Nei paesi DR si possono distinguere agevolmente due livelli di cittadinanza: quello dei cittadini-rappresentanti, che sono accreditati delle qualità necessarie per assumersi responsabilità di governo, e quello dei cittadini-comuni, che si ritiene sprovvisti di quelle qualità; quello dei cittadini agiati, che sono liberi di impostare e seguire il proprio progetto di vita, e quello dei cittadini indigenti, che ogni giorno devono fare i salti mortali per far quadrare il bilancio familiare e ai quali non resta il tempo per occuparsi d’altro che di sopravvivere; cittadini di serie A e cittadini di serie B. In ogni Stato e in ogni città DR i due livelli sono ben riconoscibili e danno vita a due realtà profondamente diverse: nella cittadinanza di serie A c’è istruzione, cultura, conoscenza, organizzazione, abbondanza di beni, ostentazione di lusso; nella cittadinanza di serie B c’è ignoranza, disordine, ristrettezza e miseria. Secondo Nagel, “la stratificazione della società in classi è chiaramente un male: come potrebbe non essere un male il fatto che fin dalla nascita certe persone abbiano prospettive di vita radicalmente inferiori a quelle degli altri?” (1998: 39).
Questo quadro è particolarmente preoccupante se pensiamo che i paesi DR costituiscono la parte più avanzata e civile dell’umanità. Negli altri paesi è ancora peggio, nel senso che la dualità sociale è ancora più marcata e i cittadini di serie A sono meno numerosi.
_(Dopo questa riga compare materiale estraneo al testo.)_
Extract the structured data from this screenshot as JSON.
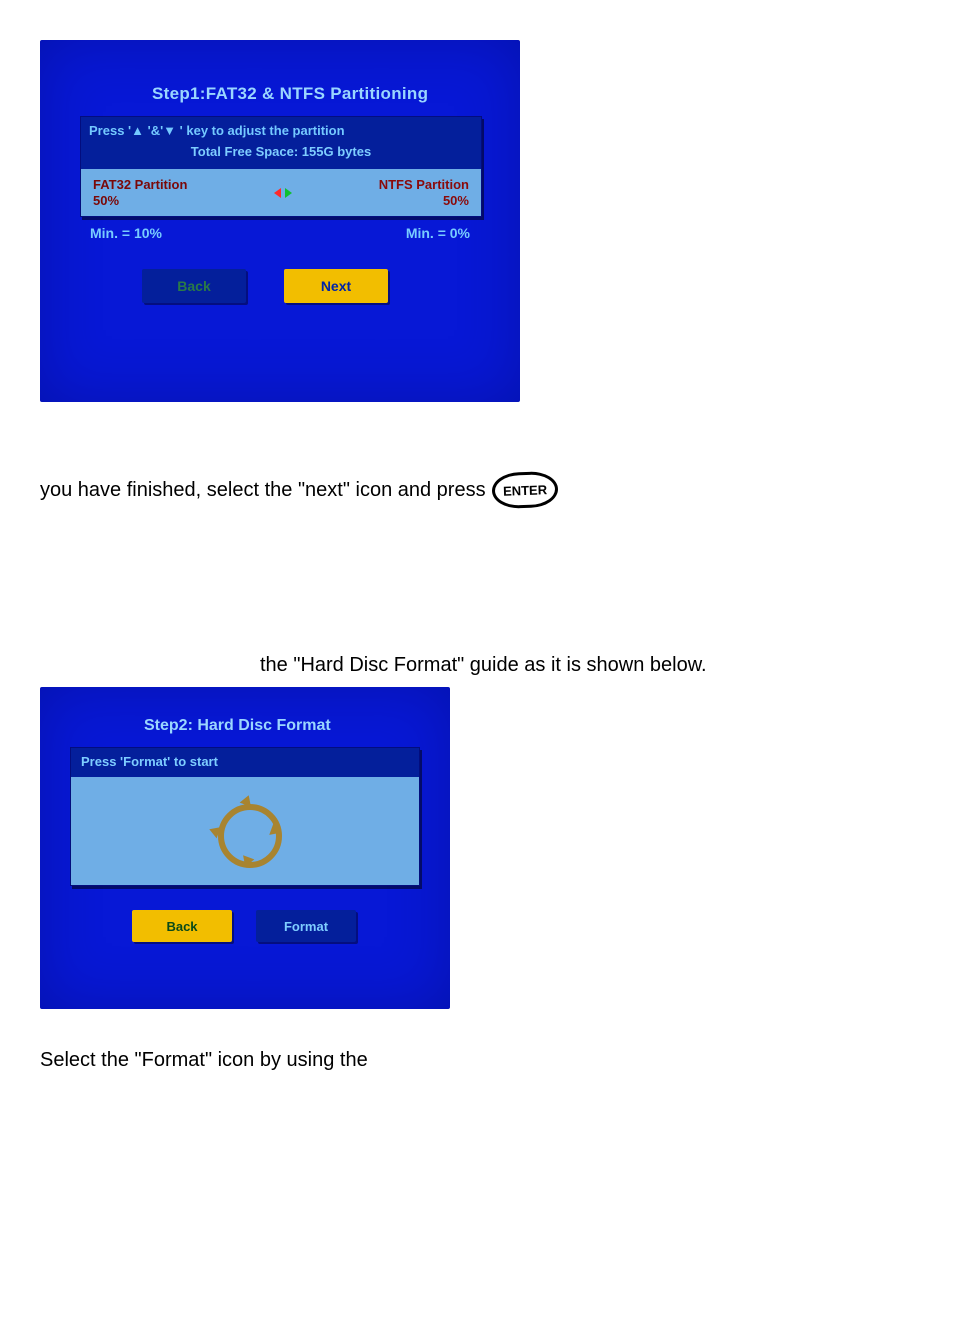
{
  "screen1": {
    "title": "Step1:FAT32 & NTFS Partitioning",
    "instruction": "Press '▲  '&'▼  ' key to adjust the partition",
    "total": "Total Free Space: 155G bytes",
    "fat_label": "FAT32 Partition",
    "fat_pct": "50%",
    "ntfs_label": "NTFS Partition",
    "ntfs_pct": "50%",
    "min_left": "Min. = 10%",
    "min_right": "Min. = 0%",
    "back": "Back",
    "next": "Next"
  },
  "text1": "you have finished, select the \"next\" icon and press",
  "enter": "ENTER",
  "text2": "the \"Hard Disc Format\" guide as it is shown below.",
  "screen2": {
    "title": "Step2: Hard Disc Format",
    "instruction": "Press 'Format' to start",
    "back": "Back",
    "format": "Format"
  },
  "text3": "Select the \"Format\" icon by using the"
}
Il risultato è duplice: da una parte, non c’è al mondo città di alto profilo che non contenga un campionario di miseria, fatto di sottoalimentazione, mortalità infantile, vagabondaggio e disoccupazione; dall’altro lato, non c’è città di infimo livello dove, accanto all’indigenza delle masse, non sia possibile notare la magnificenza di una minoranza di persone che si muovono nella sfera dell’alta tecnologia e dell’alta moda, dei grandi affari e dell’alta finanza. Nella ricca Europa, ad esempio, si contano oltre 50 milioni di persone che vivono al di sotto della soglia di povertà (ATKINSON 2000: 11) e che, pertanto, sono escluse dall’esercizio dei diritti e incapaci di organizzarsi e portare avanti una qualsiasi azione politica seria. E lo stesso dicasi degli altri Continenti.
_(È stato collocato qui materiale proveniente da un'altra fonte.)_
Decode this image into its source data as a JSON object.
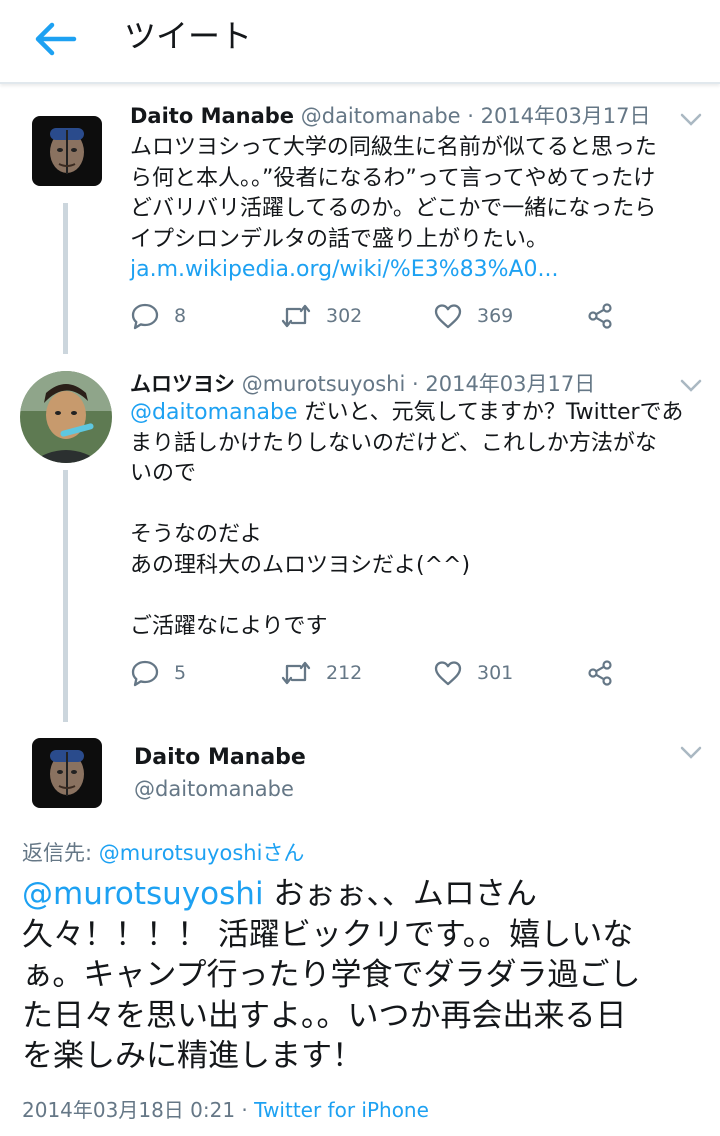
{
  "header": {
    "title": "ツイート"
  },
  "tweets": [
    {
      "name": "Daito Manabe",
      "handle": "@daitomanabe",
      "sep": " · ",
      "date": "2014年03月17日",
      "lines": [
        "ムロツヨシって大学の同級生に名前が似てると思った",
        "ら何と本人。。”役者になるわ”って言ってやめてったけ",
        "どバリバリ活躍してるのか。どこかで一緒になったら",
        "イプシロンデルタの話で盛り上がりたい。"
      ],
      "link": "ja.m.wikipedia.org/wiki/%E3%83%A0...",
      "replies": "8",
      "retweets": "302",
      "likes": "369"
    },
    {
      "name": "ムロツヨシ",
      "handle": "@murotsuyoshi",
      "sep": " · ",
      "date": "2014年03月17日",
      "mention": "@daitomanabe",
      "first_line_rest": " だいと、元気してますか？Twitterであ",
      "lines": [
        "まり話しかけたりしないのだけど、これしか方法がな",
        "いので",
        "",
        "そうなのだよ",
        "あの理科大のムロツヨシだよ(^^)",
        "",
        "ご活躍なによりです"
      ],
      "replies": "5",
      "retweets": "212",
      "likes": "301"
    }
  ],
  "main_tweet": {
    "name": "Daito Manabe",
    "handle": "@daitomanabe",
    "reply_to_label": "返信先: ",
    "reply_to_user": "@murotsuyoshiさん",
    "mention": "@murotsuyoshi",
    "first_line_rest": " おぉぉ、、ムロさん",
    "lines": [
      "久々！！！！ 活躍ビックリです。。嬉しいな",
      "ぁ。キャンプ行ったり学食でダラダラ過ごし",
      "た日々を思い出すよ。。いつか再会出来る日",
      "を楽しみに精進します！"
    ],
    "timestamp": "2014年03月18日 0:21",
    "meta_sep": " · ",
    "client": "Twitter for iPhone"
  },
  "colors": {
    "accent": "#1da1f2",
    "muted": "#657786",
    "thread": "#ccd6dd"
  },
  "icons": [
    "back-arrow-icon",
    "chevron-down-icon",
    "reply-icon",
    "retweet-icon",
    "like-icon",
    "share-icon"
  ]
}
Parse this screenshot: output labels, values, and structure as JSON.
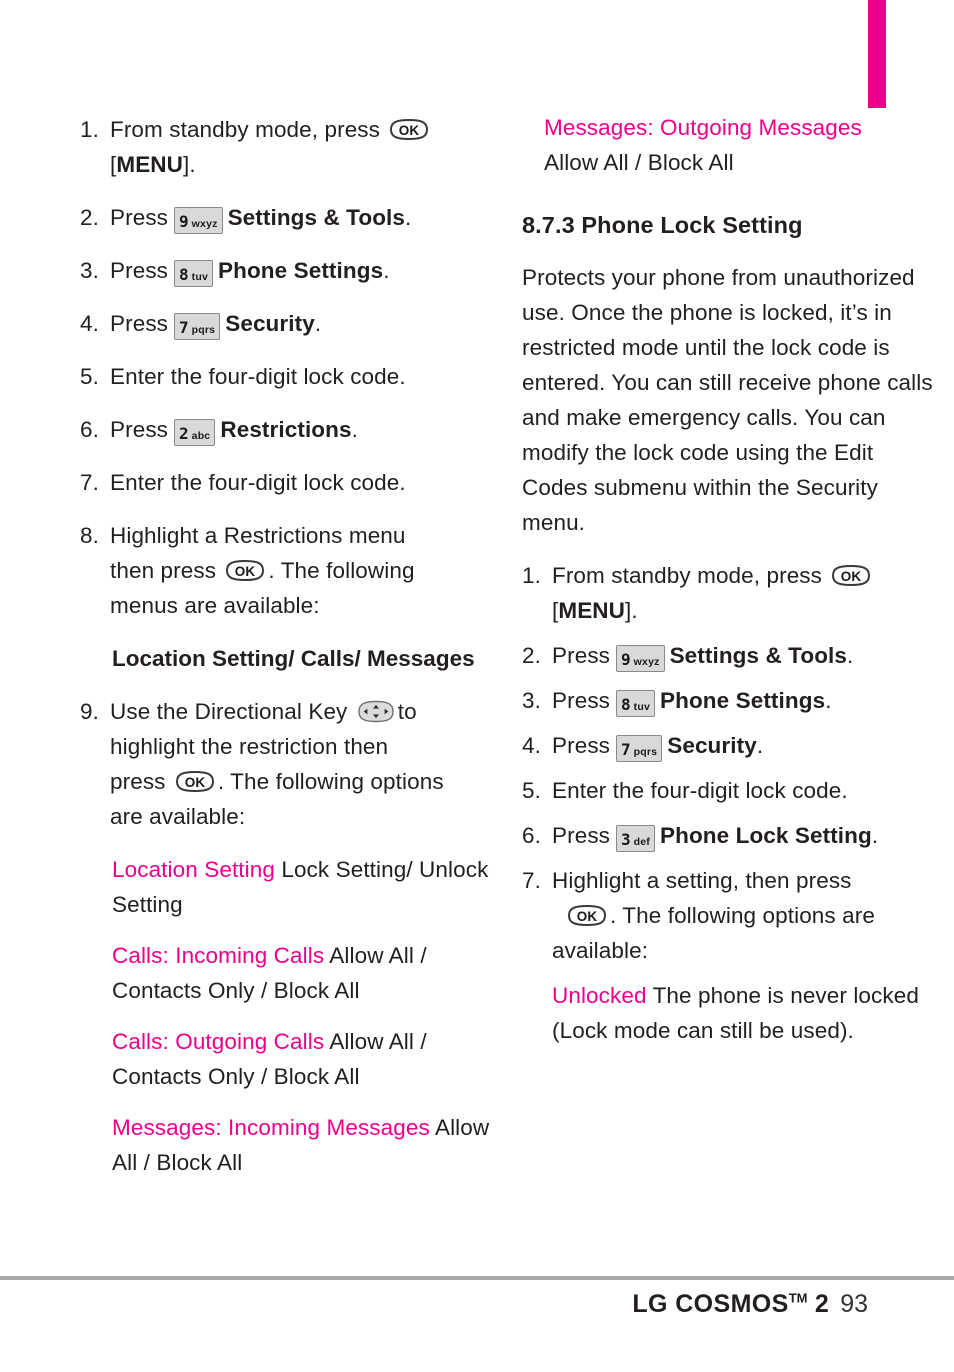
{
  "accent_color": "#EC008C",
  "text_color": "#231f20",
  "keycap_bg": "#d9d9d9",
  "rule_color": "#a9a9a9",
  "left_column": {
    "steps": [
      {
        "num": "1.",
        "text_before": "From standby mode, press",
        "icon": "ok-button",
        "text_after_lines": [
          "[MENU]."
        ],
        "after_bold": "MENU"
      },
      {
        "num": "2.",
        "text_before": "Press",
        "key_digit": "9",
        "key_letters": "wxyz",
        "bold_after": "Settings & Tools",
        "period": "."
      },
      {
        "num": "3.",
        "text_before": "Press",
        "key_digit": "8",
        "key_letters": "tuv",
        "bold_after": "Phone Settings",
        "period": "."
      },
      {
        "num": "4.",
        "text_before": "Press",
        "key_digit": "7",
        "key_letters": "pqrs",
        "bold_after": "Security",
        "period": "."
      },
      {
        "num": "5.",
        "text_before": "Enter the four-digit lock code."
      },
      {
        "num": "6.",
        "text_before": "Press",
        "key_digit": "2",
        "key_letters": "abc",
        "bold_after": "Restrictions",
        "period": "."
      },
      {
        "num": "7.",
        "text_before": "Enter the four-digit lock code."
      },
      {
        "num": "8.",
        "line1": "Highlight a Restrictions menu",
        "line2_before": "then press",
        "line2_after": ". The following",
        "line3": "menus are available:"
      },
      {
        "num": "9.",
        "line1_before": "Use the Directional Key",
        "line1_after": "to",
        "line2": "highlight the restriction then",
        "line3_before": "press",
        "line3_after": ". The following options",
        "line4": "are available:"
      }
    ],
    "menu_heading": "Location Setting/ Calls/ Messages",
    "options": [
      {
        "term": "Location Setting",
        "value": "Lock Setting/ Unlock Setting"
      },
      {
        "term": "Calls: Incoming Calls",
        "value": "Allow All / Contacts Only / Block All"
      },
      {
        "term": "Calls: Outgoing Calls",
        "value": "Allow All / Contacts Only / Block All"
      },
      {
        "term": "Messages: Incoming Messages",
        "value": "Allow All / Block All"
      }
    ]
  },
  "right_column": {
    "top_option": {
      "term": "Messages: Outgoing Messages",
      "value": "Allow All / Block All"
    },
    "section_heading": "8.7.3 Phone Lock Setting",
    "description": "Protects your phone from unauthorized use. Once the phone is locked, it’s in restricted mode until the lock code is entered. You can still receive phone calls and make emergency calls. You can modify the lock code using the Edit Codes submenu within the Security menu.",
    "steps": [
      {
        "num": "1.",
        "text_before": "From standby mode, press",
        "text_after": "[MENU].",
        "after_bold": "MENU"
      },
      {
        "num": "2.",
        "text_before": "Press",
        "key_digit": "9",
        "key_letters": "wxyz",
        "bold_after": "Settings & Tools",
        "period": "."
      },
      {
        "num": "3.",
        "text_before": "Press",
        "key_digit": "8",
        "key_letters": "tuv",
        "bold_after": "Phone Settings",
        "period": "."
      },
      {
        "num": "4.",
        "text_before": "Press",
        "key_digit": "7",
        "key_letters": "pqrs",
        "bold_after": "Security",
        "period": "."
      },
      {
        "num": "5.",
        "text_before": "Enter the four-digit lock code."
      },
      {
        "num": "6.",
        "text_before": "Press",
        "key_digit": "3",
        "key_letters": "def",
        "bold_after": "Phone Lock Setting",
        "period": "."
      },
      {
        "num": "7.",
        "line1": "Highlight a setting, then press",
        "line2_after": ". The following options are",
        "line3": "available:"
      }
    ],
    "options": [
      {
        "term": "Unlocked",
        "value": "The phone is never locked (Lock mode can still  be used)."
      }
    ]
  },
  "footer": {
    "brand": "LG COSMOS",
    "trademark": "TM",
    "model": "2",
    "page_number": "93"
  },
  "icons": {
    "ok_button": "ok-button-icon",
    "directional_key": "directional-key-icon"
  }
}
Ora, se con una semplice operazione mentale, mettiamo insieme tutte le società duali del pianeta e le consideriamo come se fossero un’unica realtà, noteremo non uno, ma Due Mondi: il Primo Mondo è quello dei ricchi, il Secondo Mondo quello dei poveri.
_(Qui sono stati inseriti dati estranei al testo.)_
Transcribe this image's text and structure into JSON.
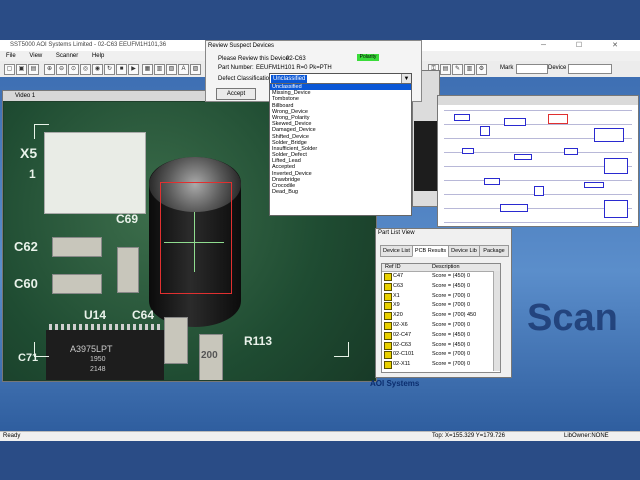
{
  "app": {
    "title": "SST5000 AOI Systems Limited - 02-C63 EEUFM1H101,36",
    "menu": [
      "File",
      "View",
      "Scanner",
      "Help"
    ]
  },
  "toolbar": {
    "mark_label": "Mark",
    "device_label": "Device"
  },
  "video_window": {
    "title": "Video 1",
    "board_labels": [
      "X5",
      "1",
      "C62",
      "C60",
      "C69",
      "U14",
      "C64",
      "R113",
      "C71",
      "200",
      "A3975LPT",
      "1950",
      "2148"
    ]
  },
  "review_dialog": {
    "title": "Review Suspect Devices",
    "review_label": "Please Review this Device:",
    "review_value": "02-C63",
    "status_badge": "Polarity",
    "part_number_label": "Part Number:",
    "part_number_value": "EEUFM1H101 R=0 Pk=PTH",
    "defect_label": "Defect Classification:",
    "selected_classification": "Unclassified",
    "accept_button": "Accept",
    "options": [
      "Unclassified",
      "Missing_Device",
      "Tombstone",
      "Billboard",
      "Wrong_Device",
      "Wrong_Polarity",
      "Skewed_Device",
      "Damaged_Device",
      "Shifted_Device",
      "Solder_Bridge",
      "Insufficient_Solder",
      "Solder_Defect",
      "Lifted_Lead",
      "Accepted",
      "Inverted_Device",
      "Drawbridge",
      "Crocodile",
      "Dead_Bug"
    ]
  },
  "part_list": {
    "title": "Part List View",
    "tabs": [
      "Device List",
      "PCB Results",
      "Device Lib",
      "Package"
    ],
    "active_tab": "PCB Results",
    "columns": [
      "Ref ID",
      "Description"
    ],
    "rows": [
      {
        "ref": "C47",
        "desc": "Score = (450) 0"
      },
      {
        "ref": "C63",
        "desc": "Score = (450) 0"
      },
      {
        "ref": "X1",
        "desc": "Score = (700) 0"
      },
      {
        "ref": "X9",
        "desc": "Score = (700) 0"
      },
      {
        "ref": "X20",
        "desc": "Score = (700) 450"
      },
      {
        "ref": "02-X6",
        "desc": "Score = (700) 0"
      },
      {
        "ref": "02-C47",
        "desc": "Score = (450) 0"
      },
      {
        "ref": "02-C63",
        "desc": "Score = (450) 0"
      },
      {
        "ref": "02-C101",
        "desc": "Score = (700) 0"
      },
      {
        "ref": "02-X11",
        "desc": "Score = (700) 0"
      }
    ]
  },
  "branding": {
    "aoi_label": "AOI Systems",
    "large_text": "Scan"
  },
  "status_bar": {
    "left": "Ready",
    "coords": "Top: X=155.329 Y=179.726",
    "lib": "LibOwner:NONE"
  }
}
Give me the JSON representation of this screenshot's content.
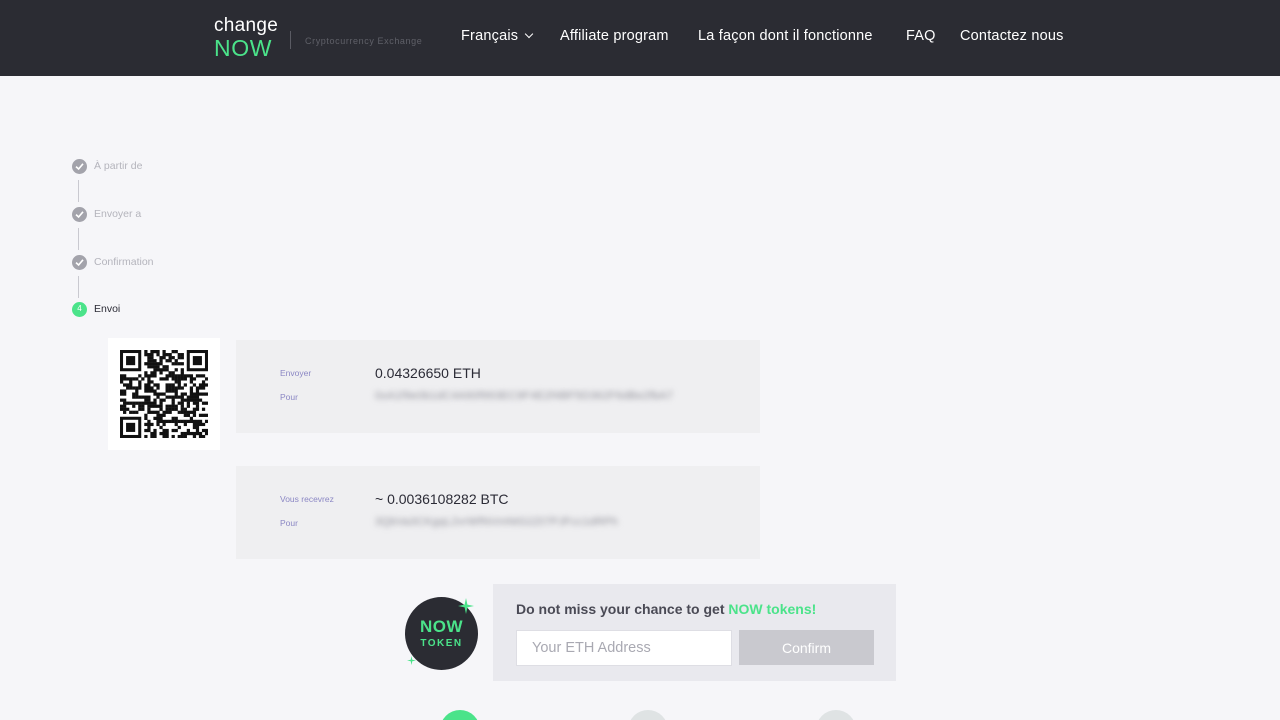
{
  "header": {
    "logo_line1": "change",
    "logo_line2": "NOW",
    "tagline": "Cryptocurrency Exchange",
    "nav": {
      "language": "Français",
      "affiliate": "Affiliate program",
      "how_it_works": "La façon dont il fonctionne",
      "faq": "FAQ",
      "contact": "Contactez nous"
    }
  },
  "steps": [
    {
      "label": "À partir de",
      "state": "done"
    },
    {
      "label": "Envoyer a",
      "state": "done"
    },
    {
      "label": "Confirmation",
      "state": "done"
    },
    {
      "label": "Envoi",
      "state": "active",
      "number": "4"
    }
  ],
  "send": {
    "key": "Envoyer",
    "amount": "0.04326650 ETH",
    "to_key": "Pour",
    "address": "0xA1f9e0b1dC4A90f993EC9F4E2f4BF5D362F6dBe2fbA7"
  },
  "receive": {
    "key": "Vous recevrez",
    "amount": "~ 0.0036108282 BTC",
    "to_key": "Pour",
    "address": "3QbVa3CKgqL2vrWfNVmNtG2Zt7PJFcc1dRPh"
  },
  "promo": {
    "badge_line1": "NOW",
    "badge_line2": "TOKEN",
    "headline_prefix": "Do not miss your chance to get ",
    "headline_highlight": "NOW tokens!",
    "input_placeholder": "Your ETH Address",
    "input_value": "",
    "confirm_label": "Confirm"
  },
  "colors": {
    "accent": "#4be38a",
    "header_bg": "#2b2c33",
    "page_bg": "#f6f6f9",
    "step_done": "#a3a3ab",
    "key_label": "#8b87c4"
  },
  "icons": {
    "step_done": "check-icon",
    "language_dropdown": "chevron-down-icon",
    "qr": "qr-code-icon",
    "sparkle": "sparkle-icon"
  }
}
Nel mondo duale sono facilmente riconoscibili un esiguo numero di persone così ricche da vivere ad un livello quasi sovrumano e una massa di persone così povere da vivere ad un livello quasi subumano. È stato calcolato che, nel 1999, le 225 persone più ricche della terra possedevano un patrimonio pari al reddito di un intero anno del 47% della popolazione più povera del pianeta e cioè di 2,8 miliardi di persone (BRAVO 2001: 269). Lo «straricco» non si accontenta di vivere agiatamente e senza affanni, ma, dopo aver conquistato il potere economico, vuole anche conquistare quello politico, così da non vedere sopra di sé altro che il cielo. Egli perciò non usa il suo denaro per le proprie necessità, ma piuttosto per dominare altri uomini, ossia per il potere. Secondo Friedman, questa concentrazione del potere nelle mani di pochi costituisce “la più grande minaccia alla libertà umana” (1981: 309). Lo «strapovero», infatti, deprivato di ogni dignità umana, non sa che farsene del diritto alla libertà, che pure la legge spesso gli riconosce, e, piuttosto, pensa a sbarcare il lunario alla meno peggio, arrabattandosi in ogni modo possibile. Di norma, il potenziale umano della massa dei poveri non riesce ad esprimersi, ed è davvero deplorevole che tolleriamo questo enorme spreco di risorse mentali, che potrebbero contribuire, anche in modo determinante, alla crescita culturale dell’umanità.
Nel mondo duale i pochi cittadini liberi condizionano e guidano dall’esterno le masse come se fossero bambini o marionette: è il cosiddetto «problema di Pinocchio». Ebbene, i fili che muovono gli individui non sono presenti solo nei regimi autoritari, ma sono ben visibili anche nei paesi a regime DR, e poco cambia se, al posto dei tiranni a muoverli siano i molteplici attori del capitalismo globale: in entrambi i casi il «problema di Pinocchio» resta irrisolto. Auspicare la liberazione dell’individuo dai fili che lo legano e la sua restituzione alla libertà implicherebbe liberare il mondo dalla povertà. Ma perché i ricchi, che sono i soli a disporre dei mezzi necessari allo scopo, dovrebbero muoversi in questa direzione?

1.2. Prospettive per il futuro
Oggi abbiamo bisogno di nuovi Tommaso Moro, che sappiano comprendere l’importanza di realizzare un mondo unito, guidato da norme di giustizia, anziché di forza, e interessato a valorizzare le singole persone. Abbiamo bisogno di ricchi che, anziché impiegare il loro denaro superfluo per dominare altri uomini, dedichino tutti i propri averi e tutto il proprio essere allo scopo di creare un modo migliore e più giusto, di cui essi saranno ricordati come gli ispiratori e gli artefici.
In realtà, non c’è una sola ragione per cui dovremmo aspettarci che i ricchi si spoglino dei loro averi e inizino a lottare per una più equa ripartizione delle risorse fra gli uomini. Ma non possiamo nemmeno escludere che qualche ricco illuminato riesca a cogliere nel fondo della propria coscienza i vantaggi di poter vivere in un mondo più giusto. In fondo, è solo una questione di coscienza, ed è lecito sperare che, prima o poi, qualche grande uomo dei nostri tempi possa volere farsi emulo di Tommaso Moro, l’importante uomo politico del Cinquecento che seppe immaginare e descrivere una società migliore rispetto a quella in cui egli si trovò a vivere.